As it was Burns Night earlier this week, I thought I’d share the following:
‘During the last eight years of his life, Burns directed most of his talents to the writing of songs. Though there are a few songs in the 1786 Kilmarnock and 1787 Edinburgh Poems, it may be doubted whether Burns ever thought very seriously of devoting himself to Scottish song literature; and, but for James Johnson, Burns’s songs, “which we reckon by far the best that Britain has yet produced,” might be died still-born … According to Snyder, whose account of the poetical work that Burns did for Johnson is very thorough, Burns seems virtually to have been the editor of the Museum almost from its beginning until his death in 1796’ (Egerer, A Bibliography of Robert Burns, pp. 26–7).

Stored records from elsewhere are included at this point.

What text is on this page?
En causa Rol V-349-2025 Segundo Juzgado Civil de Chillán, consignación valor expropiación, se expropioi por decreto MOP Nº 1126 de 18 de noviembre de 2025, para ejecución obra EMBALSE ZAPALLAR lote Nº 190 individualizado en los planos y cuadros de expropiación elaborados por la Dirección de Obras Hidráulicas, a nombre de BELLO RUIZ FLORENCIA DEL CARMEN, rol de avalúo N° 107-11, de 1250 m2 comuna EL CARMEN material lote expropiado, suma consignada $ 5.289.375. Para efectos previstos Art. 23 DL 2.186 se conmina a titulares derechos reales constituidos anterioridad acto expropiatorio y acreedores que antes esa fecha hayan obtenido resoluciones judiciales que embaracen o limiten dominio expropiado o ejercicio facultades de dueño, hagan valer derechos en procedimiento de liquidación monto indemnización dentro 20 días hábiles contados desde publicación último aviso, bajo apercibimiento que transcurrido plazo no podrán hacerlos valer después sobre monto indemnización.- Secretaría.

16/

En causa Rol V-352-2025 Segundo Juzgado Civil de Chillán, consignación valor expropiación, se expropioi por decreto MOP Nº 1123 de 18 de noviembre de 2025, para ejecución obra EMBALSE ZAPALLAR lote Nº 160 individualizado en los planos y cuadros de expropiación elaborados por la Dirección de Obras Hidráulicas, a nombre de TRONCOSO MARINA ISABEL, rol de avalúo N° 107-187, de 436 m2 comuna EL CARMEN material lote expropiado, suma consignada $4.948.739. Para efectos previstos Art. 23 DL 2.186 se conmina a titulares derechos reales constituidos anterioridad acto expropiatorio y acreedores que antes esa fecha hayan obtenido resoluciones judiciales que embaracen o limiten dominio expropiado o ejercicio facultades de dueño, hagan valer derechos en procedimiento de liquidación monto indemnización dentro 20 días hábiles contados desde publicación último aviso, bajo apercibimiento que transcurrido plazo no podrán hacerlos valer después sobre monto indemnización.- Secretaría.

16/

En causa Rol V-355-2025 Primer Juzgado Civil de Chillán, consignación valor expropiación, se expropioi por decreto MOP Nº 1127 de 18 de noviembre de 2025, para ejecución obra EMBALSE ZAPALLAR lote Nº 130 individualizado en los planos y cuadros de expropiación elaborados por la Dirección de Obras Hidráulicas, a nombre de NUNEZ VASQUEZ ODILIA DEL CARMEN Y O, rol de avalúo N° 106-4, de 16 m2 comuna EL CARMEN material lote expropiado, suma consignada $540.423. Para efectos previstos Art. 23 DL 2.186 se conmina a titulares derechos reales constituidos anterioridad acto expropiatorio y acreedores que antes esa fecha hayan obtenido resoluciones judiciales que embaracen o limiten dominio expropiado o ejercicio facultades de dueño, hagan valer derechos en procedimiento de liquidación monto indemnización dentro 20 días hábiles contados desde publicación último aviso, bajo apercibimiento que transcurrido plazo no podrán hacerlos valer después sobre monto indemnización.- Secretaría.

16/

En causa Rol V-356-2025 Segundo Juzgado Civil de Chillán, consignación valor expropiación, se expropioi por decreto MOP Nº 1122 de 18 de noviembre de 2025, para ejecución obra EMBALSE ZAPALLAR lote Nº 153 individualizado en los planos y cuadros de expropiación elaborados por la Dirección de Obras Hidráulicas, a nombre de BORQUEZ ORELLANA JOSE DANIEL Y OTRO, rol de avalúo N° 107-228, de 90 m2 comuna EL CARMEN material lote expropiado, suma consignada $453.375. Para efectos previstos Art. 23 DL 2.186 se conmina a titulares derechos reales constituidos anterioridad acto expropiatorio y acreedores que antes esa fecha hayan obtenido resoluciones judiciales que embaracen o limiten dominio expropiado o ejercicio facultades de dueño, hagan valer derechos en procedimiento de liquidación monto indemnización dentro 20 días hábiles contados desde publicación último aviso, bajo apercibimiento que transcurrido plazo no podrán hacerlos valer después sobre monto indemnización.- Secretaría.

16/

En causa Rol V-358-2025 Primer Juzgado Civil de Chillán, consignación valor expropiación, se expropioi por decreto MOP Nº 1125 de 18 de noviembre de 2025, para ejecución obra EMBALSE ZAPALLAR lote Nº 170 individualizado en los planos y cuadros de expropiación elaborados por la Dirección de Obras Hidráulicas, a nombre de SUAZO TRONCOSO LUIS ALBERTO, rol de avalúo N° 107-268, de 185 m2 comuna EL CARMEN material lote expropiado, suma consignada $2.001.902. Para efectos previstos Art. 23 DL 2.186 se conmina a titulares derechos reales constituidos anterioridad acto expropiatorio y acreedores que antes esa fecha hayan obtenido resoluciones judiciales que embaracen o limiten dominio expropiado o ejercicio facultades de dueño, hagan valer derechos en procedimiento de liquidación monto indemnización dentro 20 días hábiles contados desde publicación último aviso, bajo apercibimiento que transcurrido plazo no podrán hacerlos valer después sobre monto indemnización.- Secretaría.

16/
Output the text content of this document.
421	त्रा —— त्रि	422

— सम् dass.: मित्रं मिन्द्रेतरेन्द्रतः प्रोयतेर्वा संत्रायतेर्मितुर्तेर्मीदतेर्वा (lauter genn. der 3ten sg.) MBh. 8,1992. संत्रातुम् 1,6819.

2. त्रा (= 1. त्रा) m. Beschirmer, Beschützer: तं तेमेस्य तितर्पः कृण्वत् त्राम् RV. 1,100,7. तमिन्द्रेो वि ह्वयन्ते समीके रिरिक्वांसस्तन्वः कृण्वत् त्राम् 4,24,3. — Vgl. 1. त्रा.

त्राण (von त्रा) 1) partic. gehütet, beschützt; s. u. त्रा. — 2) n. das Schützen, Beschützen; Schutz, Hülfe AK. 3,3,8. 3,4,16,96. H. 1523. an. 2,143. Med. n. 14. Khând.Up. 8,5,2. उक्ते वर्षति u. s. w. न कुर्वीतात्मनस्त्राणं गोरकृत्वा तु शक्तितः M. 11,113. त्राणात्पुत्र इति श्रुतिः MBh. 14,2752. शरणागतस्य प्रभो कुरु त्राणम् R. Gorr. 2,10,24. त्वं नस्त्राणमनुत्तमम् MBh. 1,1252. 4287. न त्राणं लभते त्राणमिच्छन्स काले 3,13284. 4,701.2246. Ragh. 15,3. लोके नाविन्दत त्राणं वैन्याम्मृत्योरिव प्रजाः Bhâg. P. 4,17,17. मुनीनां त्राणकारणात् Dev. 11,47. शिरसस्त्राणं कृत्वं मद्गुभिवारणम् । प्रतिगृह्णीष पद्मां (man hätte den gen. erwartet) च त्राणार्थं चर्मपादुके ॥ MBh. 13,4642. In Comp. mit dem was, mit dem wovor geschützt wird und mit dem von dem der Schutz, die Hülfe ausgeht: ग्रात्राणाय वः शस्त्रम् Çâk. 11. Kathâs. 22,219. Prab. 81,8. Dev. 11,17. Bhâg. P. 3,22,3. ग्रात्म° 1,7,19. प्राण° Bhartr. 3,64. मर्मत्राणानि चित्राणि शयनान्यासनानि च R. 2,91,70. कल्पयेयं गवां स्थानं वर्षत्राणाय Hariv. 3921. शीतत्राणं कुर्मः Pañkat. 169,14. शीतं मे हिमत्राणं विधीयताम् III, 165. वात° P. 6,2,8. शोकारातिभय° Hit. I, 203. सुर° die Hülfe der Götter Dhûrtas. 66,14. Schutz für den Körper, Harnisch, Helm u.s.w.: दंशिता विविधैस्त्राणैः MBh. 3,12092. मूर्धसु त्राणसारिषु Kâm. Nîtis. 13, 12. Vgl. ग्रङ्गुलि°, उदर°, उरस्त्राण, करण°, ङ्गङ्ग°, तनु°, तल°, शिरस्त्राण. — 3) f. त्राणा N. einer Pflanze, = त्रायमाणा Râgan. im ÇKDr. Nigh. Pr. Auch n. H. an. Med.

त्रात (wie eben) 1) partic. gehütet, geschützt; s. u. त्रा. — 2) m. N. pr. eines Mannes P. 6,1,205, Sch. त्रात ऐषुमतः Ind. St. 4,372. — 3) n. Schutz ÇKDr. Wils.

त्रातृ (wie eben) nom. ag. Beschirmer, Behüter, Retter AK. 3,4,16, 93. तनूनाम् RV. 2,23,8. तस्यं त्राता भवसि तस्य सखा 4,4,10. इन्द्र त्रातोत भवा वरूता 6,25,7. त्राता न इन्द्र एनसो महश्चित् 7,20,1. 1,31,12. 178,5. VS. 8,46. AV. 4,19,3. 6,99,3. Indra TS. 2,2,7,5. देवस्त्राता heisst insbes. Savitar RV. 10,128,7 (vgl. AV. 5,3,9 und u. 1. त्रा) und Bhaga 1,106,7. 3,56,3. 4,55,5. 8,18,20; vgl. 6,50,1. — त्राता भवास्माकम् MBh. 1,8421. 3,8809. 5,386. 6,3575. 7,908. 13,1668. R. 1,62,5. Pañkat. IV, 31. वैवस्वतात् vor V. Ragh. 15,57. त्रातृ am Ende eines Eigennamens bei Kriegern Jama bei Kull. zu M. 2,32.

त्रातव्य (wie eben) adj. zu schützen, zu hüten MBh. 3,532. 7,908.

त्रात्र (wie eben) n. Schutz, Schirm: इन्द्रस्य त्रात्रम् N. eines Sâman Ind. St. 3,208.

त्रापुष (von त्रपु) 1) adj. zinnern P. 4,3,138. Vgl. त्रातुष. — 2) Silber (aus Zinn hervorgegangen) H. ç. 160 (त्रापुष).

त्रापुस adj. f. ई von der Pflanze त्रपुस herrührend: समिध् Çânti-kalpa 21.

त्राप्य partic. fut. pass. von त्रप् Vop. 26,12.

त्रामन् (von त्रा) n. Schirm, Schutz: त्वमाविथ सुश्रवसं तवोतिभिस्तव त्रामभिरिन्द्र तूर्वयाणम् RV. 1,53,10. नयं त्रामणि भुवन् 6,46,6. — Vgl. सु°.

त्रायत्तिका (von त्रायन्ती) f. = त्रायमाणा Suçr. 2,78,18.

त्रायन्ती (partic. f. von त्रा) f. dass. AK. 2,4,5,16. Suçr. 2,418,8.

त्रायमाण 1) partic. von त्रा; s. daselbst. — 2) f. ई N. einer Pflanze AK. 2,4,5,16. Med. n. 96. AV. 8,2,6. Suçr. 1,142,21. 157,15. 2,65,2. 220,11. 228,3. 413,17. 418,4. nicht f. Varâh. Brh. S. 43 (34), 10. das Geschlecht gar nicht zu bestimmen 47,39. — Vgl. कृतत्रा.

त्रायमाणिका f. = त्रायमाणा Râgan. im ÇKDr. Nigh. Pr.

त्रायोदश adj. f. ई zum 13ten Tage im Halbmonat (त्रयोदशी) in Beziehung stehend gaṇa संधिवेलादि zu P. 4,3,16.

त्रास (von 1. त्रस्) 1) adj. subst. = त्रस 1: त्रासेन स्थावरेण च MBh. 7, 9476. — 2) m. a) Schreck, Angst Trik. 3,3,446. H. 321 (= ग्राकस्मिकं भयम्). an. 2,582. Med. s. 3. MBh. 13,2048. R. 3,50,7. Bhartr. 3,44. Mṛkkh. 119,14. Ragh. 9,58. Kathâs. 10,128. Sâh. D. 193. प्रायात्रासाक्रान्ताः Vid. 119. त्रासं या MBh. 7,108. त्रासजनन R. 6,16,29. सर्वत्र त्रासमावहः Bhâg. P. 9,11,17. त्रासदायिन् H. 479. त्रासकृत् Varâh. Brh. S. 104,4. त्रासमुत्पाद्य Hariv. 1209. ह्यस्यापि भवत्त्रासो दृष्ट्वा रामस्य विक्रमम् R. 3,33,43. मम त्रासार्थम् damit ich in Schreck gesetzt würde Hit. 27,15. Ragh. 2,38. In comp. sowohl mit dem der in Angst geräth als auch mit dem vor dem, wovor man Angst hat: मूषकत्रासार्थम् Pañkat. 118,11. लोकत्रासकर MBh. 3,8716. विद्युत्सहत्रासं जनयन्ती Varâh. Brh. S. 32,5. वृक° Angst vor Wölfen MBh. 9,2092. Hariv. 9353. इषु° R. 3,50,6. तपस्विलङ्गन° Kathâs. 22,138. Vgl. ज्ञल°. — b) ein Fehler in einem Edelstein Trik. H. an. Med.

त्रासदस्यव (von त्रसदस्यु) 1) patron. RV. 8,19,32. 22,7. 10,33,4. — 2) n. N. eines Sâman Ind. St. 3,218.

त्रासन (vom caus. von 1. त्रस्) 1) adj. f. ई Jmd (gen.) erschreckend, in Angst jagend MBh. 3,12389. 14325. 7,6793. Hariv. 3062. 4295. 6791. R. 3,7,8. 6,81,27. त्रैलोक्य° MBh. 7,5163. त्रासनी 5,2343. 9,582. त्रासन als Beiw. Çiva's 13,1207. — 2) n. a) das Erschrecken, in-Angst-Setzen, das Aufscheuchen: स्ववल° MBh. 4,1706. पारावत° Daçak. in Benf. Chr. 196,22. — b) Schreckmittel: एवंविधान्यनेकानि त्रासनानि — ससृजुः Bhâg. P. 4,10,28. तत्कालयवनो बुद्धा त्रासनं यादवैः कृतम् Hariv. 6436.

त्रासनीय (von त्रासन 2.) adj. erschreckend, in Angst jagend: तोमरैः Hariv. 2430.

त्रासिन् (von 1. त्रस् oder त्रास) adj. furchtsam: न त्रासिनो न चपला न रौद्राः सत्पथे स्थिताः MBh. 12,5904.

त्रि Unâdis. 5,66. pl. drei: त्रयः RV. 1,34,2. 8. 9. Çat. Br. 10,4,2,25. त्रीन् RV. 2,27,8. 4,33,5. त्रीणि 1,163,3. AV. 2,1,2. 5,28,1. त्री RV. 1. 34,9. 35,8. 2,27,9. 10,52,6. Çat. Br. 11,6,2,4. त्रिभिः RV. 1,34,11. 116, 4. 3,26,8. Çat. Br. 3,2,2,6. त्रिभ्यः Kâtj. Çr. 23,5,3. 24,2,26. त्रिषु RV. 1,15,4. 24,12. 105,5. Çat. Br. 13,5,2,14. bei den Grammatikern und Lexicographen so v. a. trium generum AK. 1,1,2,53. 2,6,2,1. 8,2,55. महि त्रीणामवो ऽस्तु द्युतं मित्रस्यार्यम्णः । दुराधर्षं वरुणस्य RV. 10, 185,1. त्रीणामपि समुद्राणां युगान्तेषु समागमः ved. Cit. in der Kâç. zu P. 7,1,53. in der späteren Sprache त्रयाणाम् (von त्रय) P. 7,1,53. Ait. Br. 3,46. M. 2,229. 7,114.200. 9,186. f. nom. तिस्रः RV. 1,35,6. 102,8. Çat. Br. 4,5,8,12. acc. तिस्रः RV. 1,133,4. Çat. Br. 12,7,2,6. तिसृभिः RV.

James Johnson’s ‘place in history is entirely due to his pivotal role in conceiving of, printing, and publishing the six-volume Scots Musical Museum between April 1787 and June 1803. Composed of six hundred songs, it remains the most substantive, valuable, and comprehensive collection of Scots song ever published. Although it became a work of enduring quality primarily through the contributions of Robert Burns, credit for devising the base for this seminal collection must go to Johnson. That he was on the point of publishing part one of his proposed two-volume book on Scots, English, and Irish song when he met Burns, and was happy to see his proposal evolve and develop its exclusively Scottish theme, reflects favourably on both his good taste and his commercial sense. His role has been sadly overlooked, as the collection resulted from his instant recognition and encouragement of Burns, combined with his wisdom in allowing his most important contributor a free hand in identifying, writing, selecting, and editing songs such as “Auld Lang Syne” and “Killiecrankie”’ (Oxford DNB).